I’m reviewing this one more time to try to pick up a few notes that stand out. This is the last I have of this tea and I’m really bummed. I have a yixing pot seasoned for it and need to find a worthy replacement, so I’m going to write some pointers here to help me when I’m sampling new teas in the future. I just don’t have enough to keep on hand to try side by side with others.
The leaves in the warm pot smell heavily of cocoa, a very mild hint of dill, and a bit of a light roast coffee scent, more of a Central or South American coffee, as coffee terroir goes. The first infusion is a bold, but sweet one. It tastes heavily of brown sugar and oats, a little malty. Reminds me of brown sugar oatmeal, but definitely a more ruch and robust flavor.
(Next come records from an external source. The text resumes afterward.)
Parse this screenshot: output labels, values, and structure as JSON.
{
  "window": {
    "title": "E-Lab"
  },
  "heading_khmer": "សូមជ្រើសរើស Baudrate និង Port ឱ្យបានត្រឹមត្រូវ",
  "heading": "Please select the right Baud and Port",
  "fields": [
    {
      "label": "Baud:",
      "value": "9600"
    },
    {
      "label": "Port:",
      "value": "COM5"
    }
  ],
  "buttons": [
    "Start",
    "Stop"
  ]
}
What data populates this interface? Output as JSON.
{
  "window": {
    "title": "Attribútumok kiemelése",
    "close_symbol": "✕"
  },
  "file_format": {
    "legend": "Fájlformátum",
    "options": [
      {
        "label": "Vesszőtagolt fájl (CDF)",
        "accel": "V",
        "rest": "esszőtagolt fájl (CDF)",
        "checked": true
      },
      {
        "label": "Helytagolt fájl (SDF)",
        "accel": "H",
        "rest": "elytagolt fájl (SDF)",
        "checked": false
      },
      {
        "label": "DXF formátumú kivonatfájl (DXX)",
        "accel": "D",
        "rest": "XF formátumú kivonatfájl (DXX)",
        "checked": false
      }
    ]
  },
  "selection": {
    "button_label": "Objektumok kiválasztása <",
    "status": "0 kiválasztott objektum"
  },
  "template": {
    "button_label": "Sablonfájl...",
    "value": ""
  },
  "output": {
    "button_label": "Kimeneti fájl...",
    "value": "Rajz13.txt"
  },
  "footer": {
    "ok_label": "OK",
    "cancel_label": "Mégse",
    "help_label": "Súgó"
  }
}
The second infusion has some rich dark fruit notes like fig. The wet leaves smell of cooked raisins. The third infusion tastes still somewhat sweet, but with some darker tones like molasses coming through. On the fourth and fifth infusions, a bit of light bitterness/sourness emerges and darker flavors come through, but there is still a good amount of sweetness as well. The brown sugar sweetness continues throughout further steepings, while it continues to be dark and bold in flavor as well, with notes of cocoa, molasses and dark fruits. It gets sweeter again with further infusions.
I really love this tea. I am going to stop my notes here, and hope I can find a similar tea to replace this one with for my yixing pot soon!